When schools are forced to close for bad weather or a busted boiler, they can still meet the minimum number of hours required as long as they have scheduled an adequate number of extra ones. Schools can still use up to three "blizzard bags" – instructional materials to be used at home when schools are closed.
The law requires schools to stick to five-day class weeks, but schools and districts choose to shorten their school years by lengthening their school days if they wish, said John Charlton, an Ohio Department of Education spokesman.
"The law provides some flexibility for schools and districts to schedule class time," he said. "And if they are going to make a change to the schedule, it has to be approved by the school board and be discussed in a public meeting."
The change applies to Catholic and other private schools as well as public schools, with the exception of schools whose teachers are under existing contracts that conflict with the change and non-traditional schools that are granted waivers by the state.
State guidelines consider study halls, religious services and even time between classes as legitimate hours spent in school. Sports and other extracurricular activities and events that involve some but not all students do not count.
Charlton said schools were in session an average of 1,126 hours last year, leaving them a big cushion for unexpected closures if they stick to similar schedules. He said most superintendents he has talked to don't intend to reduce class time even if they're many hours over the minimum.
"Most feel they don’t want to shorten the school day because they want to get as much time in the seats as possible," he said.
Greater Cincinnati parents, educators and advocates reacted positively to the change, although some were not aware of it.
"I think there's a big knowledge gap out there among people who don’t realize the change," said Dr. Erin Fries, president of the Parent Teacher Organization at St. Gabriel School in Glendale.
With the new flexibility, St. Gabriel shortened its school year by about five days this year, which still gives the school about a 20-day cushion for unscheduled closures. "Even with the winter like we had last year, we wouldn't need that many. We still have plenty of cushion," Fries said.

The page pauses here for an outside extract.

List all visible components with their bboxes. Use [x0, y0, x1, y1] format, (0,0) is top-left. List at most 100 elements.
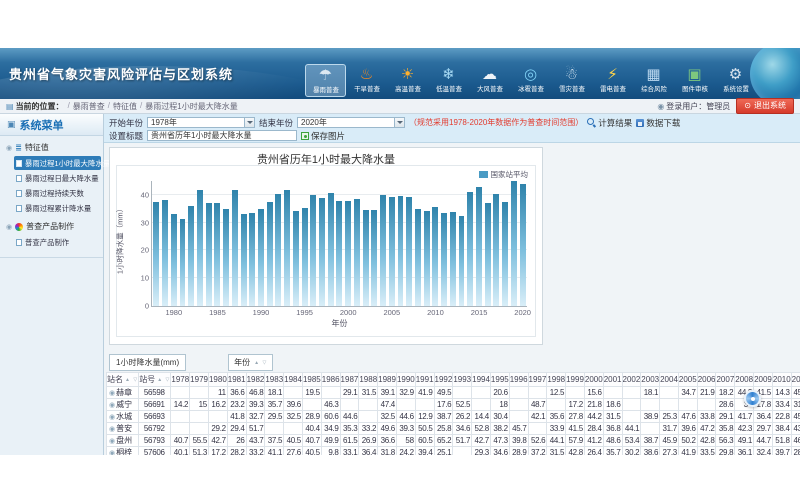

Last year, St. Gabriel used all of its calamity days and used one "blizzard bag," which allows schools to assign work to be done at home in lieu of actual class time. The school was glad to be able to shorten its year by a few days but wouldn't have considered slashing the calendar.
"We have a lot of curriculum we want to complete," Fries said. " We didn't want to say let's just do the minimum."
Andrew Benson, president of Smart Schools, an education consultancy in Cincinnati, said the change won't mean a rush to slash school years because students still need to demonstrate a mastery of subjects through standardized tests.
"I think as long as you're tight on outcomes, it really doesn't matter," he said.
Benson sees the change as a step toward focusing less on time sitting in class and more on what students are getting out of school.
"Eventually, you want to get to a system where you're just caring about outcomes and not prescribing inputs," he said. "Not all kids learn at the same pace the same way. You'd want to have a greater flexibility on how you deliver education coupled with a very clear and rigorous assessment of outcomes."
Ann Margolis, president of Sycamore Junior High School PTO, said her school was happy to comply with the new mandate.
"From what I understand, Sycamore has the equivalent of 16 extra days over what the minimum number of hour requirements are, so we're already ahead of the game," she said. "I like to know that my district is thinking about what's best for our children."